ADDENDUM TO CRISP & GREEN FRANCHISING LLC FRANCHISE DISCLOSURE DOCUMENT REQUIRED BY THE STATE OF ILLINOIS

Item 17 of this Disclosure Document is modified to include the following paragraph:

Sec. 705/4 of the Illinois Franchise Disclosure Act of 1987 provides that "any provision in a franchise/license agreement that designates jurisdiction or venue in a forum outside of Illinois is void."

Although the Franchise Agreement and Area Development Agreement provide that they will be governed by and construed in accordance with the laws of the State of Minnesota, we agree that the laws of the State of Illinois will govern the construction and interpretation of the Franchise Agreement and Area Development Agreement. The provisions of the Franchise Agreement and Area Development Agreement concerning governing law, jurisdiction, and venue shall not constitute a waiver of any right conferred on you by Illinois law.

Although the Franchise Agreement and Area Development Agreement require litigation to be instituted in the state courts located in the federal or state court for city closet where our principal executive office is located, except as you may be restricted by the arbitration provisions of the Franchise Agreement and Area Development Agreement, all litigation must be instituted in a court of competent jurisdiction located in the State of Illinois.

Source: Item 23 — RECEIPTS (FDD pages 66–252)

What This Means (2024 FDD)

According to the 2024 Crisp & Green Franchise Disclosure Document, Crisp & Green's ability to modify franchise agreement provisions is primarily dictated by state-specific addenda.

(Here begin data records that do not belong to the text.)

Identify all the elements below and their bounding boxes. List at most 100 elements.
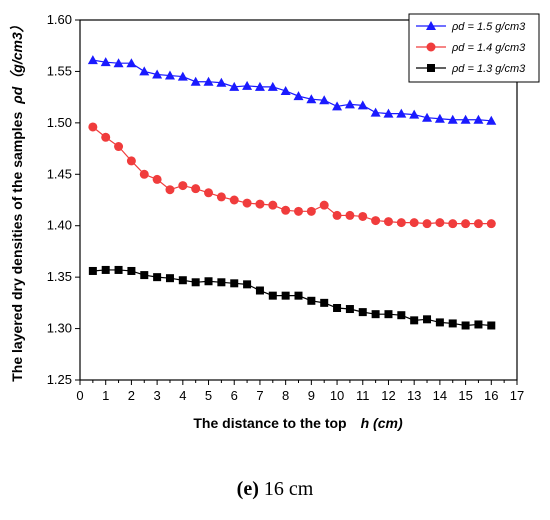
legend-label: ρd = 1.3 g/cm3 xyxy=(451,63,526,75)
data-point xyxy=(461,219,471,229)
data-point xyxy=(486,115,497,125)
data-point xyxy=(152,174,162,184)
data-point xyxy=(370,107,381,117)
data-point xyxy=(191,278,200,287)
x-axis-title: The distance to the top h (cm) xyxy=(193,415,403,431)
data-point xyxy=(216,192,226,202)
data-point xyxy=(384,310,393,319)
x-axis-title-var: h (cm) xyxy=(361,415,403,431)
data-point xyxy=(126,58,137,68)
y-tick-label: 1.40 xyxy=(47,218,72,233)
x-axis: 0 1 2 3 4 5 6 7 8 9 10 11 12 13 14 15 16 17 xyxy=(76,380,524,403)
data-point xyxy=(448,219,458,229)
data-point xyxy=(267,81,278,91)
data-point xyxy=(190,76,201,86)
data-point xyxy=(126,156,136,166)
data-point xyxy=(152,69,163,79)
y-tick-label: 1.50 xyxy=(47,115,72,130)
data-point xyxy=(332,210,342,220)
data-point xyxy=(409,218,419,228)
data-point xyxy=(319,95,330,105)
y-axis: 1.25 1.30 1.35 1.40 1.45 1.50 1.55 1.60 xyxy=(47,12,80,387)
data-point xyxy=(87,55,98,65)
y-tick-label: 1.30 xyxy=(47,321,72,336)
data-point xyxy=(178,181,188,191)
data-point xyxy=(357,100,368,110)
data-point xyxy=(294,291,303,300)
data-point xyxy=(461,321,470,330)
data-point xyxy=(178,276,187,285)
data-point xyxy=(383,108,394,118)
data-point xyxy=(422,219,432,229)
data-point xyxy=(281,291,290,300)
data-point xyxy=(397,311,406,320)
series-layer xyxy=(87,55,497,330)
y-tick-label: 1.25 xyxy=(47,372,72,387)
data-point xyxy=(396,218,406,228)
data-point xyxy=(114,265,123,274)
data-point xyxy=(268,291,277,300)
data-point xyxy=(473,219,483,229)
y-axis-title-var: ρd（g/cm3） xyxy=(9,18,25,105)
data-point xyxy=(293,91,304,101)
data-point xyxy=(434,113,445,123)
x-tick-label: 15 xyxy=(458,388,472,403)
y-tick-label: 1.55 xyxy=(47,63,72,78)
legend-label: ρd = 1.5 g/cm3 xyxy=(451,21,526,33)
x-tick-label: 13 xyxy=(407,388,421,403)
legend-marker xyxy=(426,21,436,30)
data-point xyxy=(113,58,124,68)
data-point xyxy=(447,114,458,124)
data-point xyxy=(410,316,419,325)
data-point xyxy=(139,169,149,179)
x-tick-label: 7 xyxy=(256,388,263,403)
data-point xyxy=(371,310,380,319)
series-3 xyxy=(88,265,496,330)
data-point xyxy=(139,66,150,76)
data-point xyxy=(396,108,407,118)
x-tick-label: 0 xyxy=(76,388,83,403)
x-tick-label: 14 xyxy=(433,388,447,403)
data-point xyxy=(242,198,252,208)
series-1 xyxy=(87,55,497,125)
x-tick-label: 6 xyxy=(231,388,238,403)
data-point xyxy=(435,218,445,228)
y-axis-title-text: The layered dry densities of the samples xyxy=(9,112,25,382)
data-point xyxy=(101,132,111,142)
data-point xyxy=(242,80,253,90)
data-point xyxy=(345,305,354,314)
y-tick-label: 1.45 xyxy=(47,166,72,181)
data-point xyxy=(114,142,124,152)
data-point xyxy=(127,266,136,275)
data-point xyxy=(88,122,98,132)
data-point xyxy=(204,188,214,198)
data-point xyxy=(243,280,252,289)
x-tick-label: 10 xyxy=(330,388,344,403)
data-point xyxy=(332,101,343,111)
data-point xyxy=(203,76,214,86)
data-point xyxy=(229,195,239,205)
data-point xyxy=(333,304,342,312)
data-point xyxy=(306,206,316,216)
data-point xyxy=(165,274,174,283)
x-tick-label: 5 xyxy=(205,388,212,403)
data-point xyxy=(101,265,110,274)
x-tick-label: 17 xyxy=(510,388,524,403)
data-point xyxy=(474,320,483,329)
data-point xyxy=(460,114,471,124)
y-axis-title: The layered dry densities of the samples… xyxy=(9,18,25,382)
data-point xyxy=(229,81,240,91)
data-point xyxy=(230,279,239,288)
x-tick-label: 9 xyxy=(308,388,315,403)
data-point xyxy=(255,286,264,295)
legend-marker xyxy=(426,42,436,52)
x-tick-label: 1 xyxy=(102,388,109,403)
data-point xyxy=(319,200,329,210)
data-point xyxy=(164,70,175,80)
data-point xyxy=(216,77,227,87)
data-point xyxy=(281,205,291,215)
data-point xyxy=(409,109,420,119)
caption-label: (e) xyxy=(236,478,259,500)
data-point xyxy=(320,298,329,307)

These addenda, which apply if the franchisee is a resident of or operates their business in certain states, supersede any conflicting provisions in the standard Area Development Agreement. For example, addenda for New York, North Dakota, Rhode Island, Virginia, South Dakota, and Illinois each contain modifications to the agreement.

For franchisees in New York, certain revisions are made to ensure compliance with the New York General Business Law, specifically regarding non-waiver provisions. Similarly, the North Dakota addendum modifies sections related to legal proceedings and termination penalties, while the Virginia addendum addresses franchise cancellation in accordance with the Virginia Retail Franchising Act.

The South Dakota addendum includes stipulations regarding arbitration proceedings, termination conditions, covenants not to compete, and governing law. The Illinois addendum stipulates that certain provisions in the franchise agreement do not waive any rights conferred to the franchisee by Illinois law and that litigation must occur in Illinois. These addenda collectively demonstrate that Crisp & Green modifies the franchise agreement to comply with state laws and protect franchisees' rights as defined by those laws.

Disclaimer: This information is extracted from the 2024 Franchise Disclosure Document and is provided for research purposes only. It does not constitute legal or financial advice. Consult with a franchise attorney before making any investment decisions.